Native Peoples and Water Rights: Irrigation, Dams, and the Law in Western Canada

By Kenichi Matsui

Review By Jenny Clayton

November 4, 2013

BC Studies no. 167 Autumn 2010  | p. 138-9

Making the jump from studies of static property such as land to the fluid resource of water, Kenichi Matsui’s Native Peoples and Water Rights explores new territory by examining the intersection of Aboriginal rights and control over water in western Canada. Situating his study within North American histories of land, water, and Aboriginal rights, Matsui demonstrates how water rights evolved in different ways in British Columbia and Alberta; how American precedents influenced Canadian legislation, such as the North-West Irrigation Act, 1894; and how shifting weather patterns affected the success, failure, and relevance of irrigation projects on reserves. Matsui argues that Aboriginal peoples, settlers, irrigation and hydroelectric companies, and different levels of government formed unexpected alliances to achieve their competing goals. In this way, he connects his work to the philosophies of colonial theorists, such as Edward Said and Nicholas Thomas, by showing how “intertwined relationships” affected water conflicts at the local level (7-8). These configurations were shaped by a provincial desire for control over resources and the federal goal of creating successful yeoman farmers on and off reserves. Although these arrangements could result in the marginalization of Aboriginal voices and interests, their persistent claims are central to this study. 

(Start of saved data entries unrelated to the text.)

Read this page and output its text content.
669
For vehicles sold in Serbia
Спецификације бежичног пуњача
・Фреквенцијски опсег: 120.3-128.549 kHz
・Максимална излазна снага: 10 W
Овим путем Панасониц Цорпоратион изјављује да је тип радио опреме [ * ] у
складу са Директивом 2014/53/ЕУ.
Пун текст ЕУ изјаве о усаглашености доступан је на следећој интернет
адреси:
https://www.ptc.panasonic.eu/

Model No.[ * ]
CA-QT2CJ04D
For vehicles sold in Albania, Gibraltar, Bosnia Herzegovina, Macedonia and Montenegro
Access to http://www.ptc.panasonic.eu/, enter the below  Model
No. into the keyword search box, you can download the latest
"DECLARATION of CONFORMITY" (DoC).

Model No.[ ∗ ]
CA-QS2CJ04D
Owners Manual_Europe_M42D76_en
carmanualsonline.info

The first three chapters deal with the evolution of water rights in North America and the jurisdictional conflict between federal and provincial governments over control of water in British Columbia. Chapters 4 and 5 explore specific case studies in British Columbia and Alberta, beginning in the 1880s: agriculture and irrigation projects by the Kamloops and Neskonlith bands in British Columbia, and by the Tsuu T’ina and Siksika peoples in Alberta. The rise of hydropower and its role in western urbanization is central to Chapter 6, which examines negotiations among the Stoney Nakoda, the federal government, and hydroelectric developers in Calgary over dams within a reserve on the Bow River (1903-38). 

Extensive research into court cases and statutes passed by various levels of colonial, Canadian, and American governments allows Matsui to provide a clear and detailed explanation of the legal complexities of water rights history. He also makes excellent use of files created by the Department of Indian Affairs (RG 10). For a more thorough explanation of local events and decisions in British Columbia, Matsui could have complemented his skilful use of national records with a deeper investigation into provincial records available at the British Columbia Archives. For example, GR 1991, British Columbia – Parks and Outdoor Recreation Division, “Neskonlith Lake Recreation Area, Sept 1953 – Dec. 1974” may have explained how an estate that the Department of Indian Affairs planned to purchase became instead a provincial campground (85). 

This study of water – and who had the right to use it for agriculture and electricity – suggests ways in which water law history may be fruitfully connected with a broader environmental history literature. For instance, Matsui states that “farming was not part of the precontact economies of the Secwepemc people” of Kamloops and Chase (67). Yet he notes that the Secwepemc harvested native potatoes and grew and sold introduced potatoes to the Hudson’s Bay Company fort in the early 1840s (67, 175n6). Future work may explore the continuities and adaptations of Aboriginal cultivation in the Interior Plateau with reference to studies of traditional ecological knowledge such as Sandra Peacock and Nancy Turner’s “Just Like a Garden” (in Biodiversity and Native America [2000]). Furthermore, scholars may link the chapter on hydroelectric dams in the Stoney Nakoda Reserve on the Bow River with Canada’s early twentieth-century conservation movement. Information on the Alpine Club of Canada’s opposition to the Calgary Power Company’s proposals to dam Minnewanka and the Spray Lakes is presented in Pearlann Reichwein’s article in the Journal of the Canadian Historical Association (1995). 

This book will be valuable for scholars of Aboriginal rights and resource history in British Columbia because it contextualizes the struggle to control water within the larger framework of North American water law and shows how resource conflicts in this province had different outcomes from those in Alberta, which did not control its land or resources until 1930. Throughout, Matsui does an admirable job of disentangling provincial, federal, settler, industry, and Aboriginal interests. Overall, he succeeds in creating an impressive “account of the intertwined stories that both Natives and newcomers created,” thus taking the study of Aboriginal water rights history in new directions.